On ne peut évoquer l’année 2011 sans l’associer à la promulgation de la nouvelle Constitution. Naturellement, nul ne peut le contester, ce n’est pas un acte improvisé, c’est le cheminement d’un long processus de réforme et de démocratisation qui a démarré il y a un peu plus de 12 ans. C’est aussi et surtout une réponse à des doléances exprimées par le champ politique et la société civile depuis les premières négociations sur l’alternance, au début des années 1990. Ce 1er juillet 2011 marquait donc une nouvelle ère. Ses contours vont se préciser moins de trois mois plus tard avec l’organisation des élections, de loin, les plus transparentes et les plus crédibles qu’ait connues le Maroc. Tout au long de cette année, entre deux anniversaires de son accession au Trône, le Roi avait multiplié les signaux. Ainsi, et comme la Constitution le stipule, un membre du parti classé en tête des élections sera chef du gouvernement. Le Roi ira même plus loin en désignant le secrétaire général dudit parti au poste. La méthodologie démocratique est respectée à la lettre et elle l’était déjà dans les faits depuis 2007, avec le gouvernement de Abbas El Fassi. Le chef du gouvernement désigné présente, un mois plus tard, son équipe au Roi qui valide son choix le 3 janvier. Mais même désigné par le Souverain, le gouvernement fraîchement nommé ne s’est pas tout de suite mis au travail. La logique démocratique devrait être poussée jusqu’au bout et, même nommé par le Roi, le gouvernement n’est entré en action qu’après l’approbation du Parlement, le 18 janvier. Le Roi avait promis de laisser le jeu démocratique se mettre en œuvre, il a tenu promesse.

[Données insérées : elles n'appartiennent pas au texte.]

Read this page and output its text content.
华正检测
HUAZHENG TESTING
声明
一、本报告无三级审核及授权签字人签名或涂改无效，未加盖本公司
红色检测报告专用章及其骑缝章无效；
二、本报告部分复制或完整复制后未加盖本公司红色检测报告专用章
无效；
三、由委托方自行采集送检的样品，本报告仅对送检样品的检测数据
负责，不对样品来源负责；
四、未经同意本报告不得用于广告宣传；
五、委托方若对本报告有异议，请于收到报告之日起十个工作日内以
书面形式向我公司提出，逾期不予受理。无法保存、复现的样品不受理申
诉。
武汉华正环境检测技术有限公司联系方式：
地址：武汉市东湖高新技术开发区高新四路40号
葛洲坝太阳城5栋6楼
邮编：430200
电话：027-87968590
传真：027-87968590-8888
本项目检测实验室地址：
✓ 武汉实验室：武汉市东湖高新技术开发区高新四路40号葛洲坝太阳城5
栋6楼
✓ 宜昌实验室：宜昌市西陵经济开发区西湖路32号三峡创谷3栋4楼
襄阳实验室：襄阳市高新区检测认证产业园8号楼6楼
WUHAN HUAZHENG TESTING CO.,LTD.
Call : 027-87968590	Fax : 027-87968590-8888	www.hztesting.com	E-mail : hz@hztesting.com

Aujourd’hui, seul le chef du gouvernement occupe l’essentiel de la scène politique. Rien ne l’empêche d’exercer les larges prérogatives qui lui ont été confiées par la nouvelle Constitution. Les Marocains ont eu l’occasion de s’en apercevoir, par exemple, au moment de la nomination du nouveau directeur général de la Sûreté nationale, Bouchaïb Rmaïl, le 7 février 2012, en remplacement de Charki Drais, promu ministre délégué à l’intérieur. La procédure a été suivie à la lettre, le ministre de tutelle a proposé le nouveau directeur de la police au chef du gouvernement qui lui même l’a présenté pour nomination au Roi.
Nomination ? D’abord la loi organique, comme le veut le texte suprême
La même procédure sera appliquée le 11 mai, à l’occasion de la nomination des walis et gouverneurs. Dans cette même logique, il fallait attendre la promulgation de la loi organique relative aux nominations aux hauts postes de la fonction publique avant d’entreprendre toute action en ce sens. Et le temps nécessaire aura été pris pour cela puisque le texte a fait des va-et-vient entre Parlement, Cour constitutionnelle, puis, à nouveau Conseil du gouvernement, celui des ministres…
Là encore le message est clair, le texte et l’esprit de la Constitution doivent être appliqués jusqu’au bout. C’est d’ailleurs sans doute pour cette raison que le Souverain a tenu à désigner en tant que conseillers d’éminents juristes comme Abdelatif Mennouni, l’ancien président de la Commission consultative de la révision de la Constitution et Omar Azziman, lui aussi ancien président de la Commission consultative sur la régionalisation.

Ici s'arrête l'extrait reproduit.